12. ecoRI News, an excellent reader-supported source on the environmental beat, is staging a "Zero Trash Birthday Bash" to mark its sixth anniversary. It's on for Wednesday, September 16, 6-9 pm, at Machines with Magnets in Pawtucket.

13. New York Times columnist Charles Blow is coming to Brown University this Thursday, September 17.

14. Rhode Island Future is hosting an event Saturday, September 12, from 5-7 pm, at AS220 featuring Providence College professor Cedric de Leon, the author of "The Origins of Right to Work." Here's an interview Bob Plain did with de Leon, and a review of his book.

15. As McCoy Stadium faces an uncertain fate, the owner of another Pawtucket institution -- the ziggarut-like Apex building -- is facing criticism from city officials for a lack of upkeep. As Tim Lehnert wrote in the Phoenix back in 2004, the site could be important in the redevelopment of downtown Pawtucket. Apex also has an interesting backstory: it was designed by a protege of Raymond Loewy, "The man who designed everything."

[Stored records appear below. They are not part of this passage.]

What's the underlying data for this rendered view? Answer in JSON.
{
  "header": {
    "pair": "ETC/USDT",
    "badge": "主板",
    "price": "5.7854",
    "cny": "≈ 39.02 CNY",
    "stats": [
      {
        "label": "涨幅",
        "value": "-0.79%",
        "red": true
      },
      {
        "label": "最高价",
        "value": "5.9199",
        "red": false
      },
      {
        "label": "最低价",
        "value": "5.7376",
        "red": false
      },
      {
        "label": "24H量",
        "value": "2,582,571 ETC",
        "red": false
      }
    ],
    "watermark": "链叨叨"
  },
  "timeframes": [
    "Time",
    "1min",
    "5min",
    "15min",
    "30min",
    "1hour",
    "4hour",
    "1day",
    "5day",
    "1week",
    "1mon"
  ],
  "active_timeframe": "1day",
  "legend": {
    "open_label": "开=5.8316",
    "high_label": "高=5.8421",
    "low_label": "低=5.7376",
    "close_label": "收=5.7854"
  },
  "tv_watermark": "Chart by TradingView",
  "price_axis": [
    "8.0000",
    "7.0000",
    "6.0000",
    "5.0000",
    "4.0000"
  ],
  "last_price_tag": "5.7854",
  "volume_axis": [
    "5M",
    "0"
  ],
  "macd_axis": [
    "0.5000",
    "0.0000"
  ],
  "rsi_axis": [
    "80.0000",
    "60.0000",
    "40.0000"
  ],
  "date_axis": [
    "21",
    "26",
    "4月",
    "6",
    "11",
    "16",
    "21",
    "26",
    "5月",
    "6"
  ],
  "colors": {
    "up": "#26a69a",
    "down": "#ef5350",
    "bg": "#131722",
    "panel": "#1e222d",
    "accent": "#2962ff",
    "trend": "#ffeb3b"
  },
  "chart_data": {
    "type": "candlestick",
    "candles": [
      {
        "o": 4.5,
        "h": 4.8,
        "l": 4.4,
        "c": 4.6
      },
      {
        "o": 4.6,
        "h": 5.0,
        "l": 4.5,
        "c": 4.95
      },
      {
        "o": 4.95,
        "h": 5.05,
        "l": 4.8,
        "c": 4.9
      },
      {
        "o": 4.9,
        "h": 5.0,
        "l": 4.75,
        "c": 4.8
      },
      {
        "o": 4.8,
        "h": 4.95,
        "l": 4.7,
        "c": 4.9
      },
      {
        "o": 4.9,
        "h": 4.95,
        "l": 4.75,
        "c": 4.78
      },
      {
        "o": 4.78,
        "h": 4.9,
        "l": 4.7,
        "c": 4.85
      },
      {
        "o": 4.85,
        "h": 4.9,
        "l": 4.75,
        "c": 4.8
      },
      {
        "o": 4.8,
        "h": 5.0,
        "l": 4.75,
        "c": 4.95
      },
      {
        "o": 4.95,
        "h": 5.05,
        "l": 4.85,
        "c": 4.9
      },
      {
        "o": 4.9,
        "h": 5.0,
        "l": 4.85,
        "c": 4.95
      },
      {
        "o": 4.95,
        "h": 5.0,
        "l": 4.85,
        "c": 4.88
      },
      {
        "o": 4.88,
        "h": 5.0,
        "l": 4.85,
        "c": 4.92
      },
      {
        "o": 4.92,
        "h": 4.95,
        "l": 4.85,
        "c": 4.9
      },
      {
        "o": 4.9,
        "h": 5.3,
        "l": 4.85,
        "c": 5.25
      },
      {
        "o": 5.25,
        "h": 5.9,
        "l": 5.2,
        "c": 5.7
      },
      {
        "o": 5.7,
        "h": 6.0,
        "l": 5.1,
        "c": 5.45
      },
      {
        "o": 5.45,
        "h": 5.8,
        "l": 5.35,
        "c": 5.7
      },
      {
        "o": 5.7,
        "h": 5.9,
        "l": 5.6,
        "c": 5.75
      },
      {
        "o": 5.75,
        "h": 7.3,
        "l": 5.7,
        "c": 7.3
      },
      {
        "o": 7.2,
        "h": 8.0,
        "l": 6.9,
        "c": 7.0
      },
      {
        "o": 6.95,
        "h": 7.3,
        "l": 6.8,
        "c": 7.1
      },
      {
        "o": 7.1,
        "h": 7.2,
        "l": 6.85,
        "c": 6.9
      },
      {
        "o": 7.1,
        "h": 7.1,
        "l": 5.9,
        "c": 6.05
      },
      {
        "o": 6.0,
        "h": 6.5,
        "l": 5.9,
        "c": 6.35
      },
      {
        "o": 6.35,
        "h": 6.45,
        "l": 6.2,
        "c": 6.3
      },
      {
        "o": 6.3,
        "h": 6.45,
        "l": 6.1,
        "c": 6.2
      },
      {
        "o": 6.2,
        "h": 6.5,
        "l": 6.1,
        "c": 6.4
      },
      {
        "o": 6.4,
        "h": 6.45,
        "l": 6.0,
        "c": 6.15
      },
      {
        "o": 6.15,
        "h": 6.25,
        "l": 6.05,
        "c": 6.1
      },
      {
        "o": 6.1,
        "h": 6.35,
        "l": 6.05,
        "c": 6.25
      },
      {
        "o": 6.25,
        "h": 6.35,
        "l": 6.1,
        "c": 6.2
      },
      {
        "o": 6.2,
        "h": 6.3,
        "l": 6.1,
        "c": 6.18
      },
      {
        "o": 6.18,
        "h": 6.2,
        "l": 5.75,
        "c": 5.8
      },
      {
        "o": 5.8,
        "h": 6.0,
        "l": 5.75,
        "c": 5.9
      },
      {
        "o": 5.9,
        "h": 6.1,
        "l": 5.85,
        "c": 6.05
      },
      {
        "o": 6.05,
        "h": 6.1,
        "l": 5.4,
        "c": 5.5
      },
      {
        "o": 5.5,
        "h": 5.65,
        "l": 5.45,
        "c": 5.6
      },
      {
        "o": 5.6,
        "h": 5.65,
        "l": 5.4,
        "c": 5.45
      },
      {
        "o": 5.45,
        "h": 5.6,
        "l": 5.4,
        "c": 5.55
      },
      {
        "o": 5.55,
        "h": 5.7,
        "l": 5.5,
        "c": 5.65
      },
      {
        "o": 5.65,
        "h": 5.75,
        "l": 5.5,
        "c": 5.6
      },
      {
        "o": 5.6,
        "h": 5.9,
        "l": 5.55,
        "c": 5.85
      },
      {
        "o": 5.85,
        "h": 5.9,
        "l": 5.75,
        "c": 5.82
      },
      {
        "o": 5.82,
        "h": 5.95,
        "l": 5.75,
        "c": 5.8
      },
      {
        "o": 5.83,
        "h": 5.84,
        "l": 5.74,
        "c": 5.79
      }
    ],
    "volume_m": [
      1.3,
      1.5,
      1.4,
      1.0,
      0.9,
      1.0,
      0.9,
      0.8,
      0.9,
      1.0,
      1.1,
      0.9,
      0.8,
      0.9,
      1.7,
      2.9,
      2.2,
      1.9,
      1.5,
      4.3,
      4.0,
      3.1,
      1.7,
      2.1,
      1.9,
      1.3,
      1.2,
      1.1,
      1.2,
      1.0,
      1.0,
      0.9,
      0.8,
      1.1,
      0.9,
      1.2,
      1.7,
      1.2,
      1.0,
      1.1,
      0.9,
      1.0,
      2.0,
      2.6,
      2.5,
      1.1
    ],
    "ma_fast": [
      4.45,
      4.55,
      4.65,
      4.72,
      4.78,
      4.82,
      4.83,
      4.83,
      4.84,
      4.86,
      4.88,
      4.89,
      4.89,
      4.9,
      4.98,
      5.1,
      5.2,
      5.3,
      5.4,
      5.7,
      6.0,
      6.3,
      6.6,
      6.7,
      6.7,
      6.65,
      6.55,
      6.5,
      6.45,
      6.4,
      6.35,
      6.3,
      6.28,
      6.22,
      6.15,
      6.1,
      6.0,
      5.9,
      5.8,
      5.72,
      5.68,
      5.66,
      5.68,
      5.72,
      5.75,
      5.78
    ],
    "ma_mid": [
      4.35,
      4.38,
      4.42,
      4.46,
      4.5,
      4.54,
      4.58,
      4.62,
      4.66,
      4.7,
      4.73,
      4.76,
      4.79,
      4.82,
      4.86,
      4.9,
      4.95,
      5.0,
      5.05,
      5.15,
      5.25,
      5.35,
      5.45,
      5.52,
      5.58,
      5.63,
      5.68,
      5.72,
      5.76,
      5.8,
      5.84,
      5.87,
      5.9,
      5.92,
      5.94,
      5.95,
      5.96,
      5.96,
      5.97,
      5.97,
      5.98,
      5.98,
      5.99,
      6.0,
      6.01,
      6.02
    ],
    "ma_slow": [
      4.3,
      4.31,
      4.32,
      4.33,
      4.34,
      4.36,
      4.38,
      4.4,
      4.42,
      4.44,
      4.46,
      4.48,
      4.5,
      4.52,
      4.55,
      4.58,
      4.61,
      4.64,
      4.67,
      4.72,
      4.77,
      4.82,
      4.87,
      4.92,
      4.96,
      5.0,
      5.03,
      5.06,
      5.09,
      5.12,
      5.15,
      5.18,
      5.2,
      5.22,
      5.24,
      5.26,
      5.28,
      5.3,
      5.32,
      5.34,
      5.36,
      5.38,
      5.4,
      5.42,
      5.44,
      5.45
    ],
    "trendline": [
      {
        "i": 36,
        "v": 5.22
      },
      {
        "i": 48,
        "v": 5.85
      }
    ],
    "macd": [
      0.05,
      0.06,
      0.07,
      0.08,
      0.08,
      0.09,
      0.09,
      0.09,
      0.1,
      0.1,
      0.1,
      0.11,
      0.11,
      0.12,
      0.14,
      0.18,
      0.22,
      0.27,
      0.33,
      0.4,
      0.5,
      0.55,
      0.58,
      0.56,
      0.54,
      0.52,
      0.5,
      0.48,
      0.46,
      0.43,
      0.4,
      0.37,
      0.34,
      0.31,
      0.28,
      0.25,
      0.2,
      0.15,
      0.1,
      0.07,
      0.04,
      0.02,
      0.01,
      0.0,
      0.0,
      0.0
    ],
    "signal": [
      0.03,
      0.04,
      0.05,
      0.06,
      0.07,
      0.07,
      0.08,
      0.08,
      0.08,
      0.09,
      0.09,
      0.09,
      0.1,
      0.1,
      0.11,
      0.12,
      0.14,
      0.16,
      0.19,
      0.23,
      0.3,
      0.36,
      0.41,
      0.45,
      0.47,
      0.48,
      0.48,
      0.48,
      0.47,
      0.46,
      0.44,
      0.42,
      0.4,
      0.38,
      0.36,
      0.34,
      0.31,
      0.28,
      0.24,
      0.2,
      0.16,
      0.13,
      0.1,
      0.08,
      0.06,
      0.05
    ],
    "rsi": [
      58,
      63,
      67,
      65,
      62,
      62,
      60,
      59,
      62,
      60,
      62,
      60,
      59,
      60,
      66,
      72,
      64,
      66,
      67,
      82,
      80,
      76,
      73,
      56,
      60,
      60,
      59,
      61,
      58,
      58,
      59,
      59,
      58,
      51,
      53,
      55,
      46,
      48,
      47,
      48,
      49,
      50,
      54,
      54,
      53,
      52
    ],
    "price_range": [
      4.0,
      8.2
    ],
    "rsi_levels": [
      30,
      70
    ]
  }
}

16. The current baseball season hasn't been without some pleasures for Red Sox fans, the team's last place standing in the AL East notwithstanding. David Ortiz's ability to slug even at an advanced athletic age is a story worth cheering. And the Sox have an exciting nucleus of younger players in the form of Mookie Betts, Xander Bogaerts, and Jackie Bradley Jr. Yet baseball "breaks your heart. It is designed to break your heart," as the late Bart Giamatti wrote in "The Green Fields of the Mind." And so it is whether a player being paid millions to play a kid's game won't deign to sign autographs or a team decides, seemingly against all reason, to ax a beloved broadcaster like Don Orsillo. Time waits for no one, and many Red Sox fans will move past their pique. True, too: If you told people when the new ownership came in that the Sox would win three world championships within a dozen years, they would have thought you were crazy. Yet Orsillo's dismissal stands as a stark reminder of how ownership does what it wants, the fans be damned.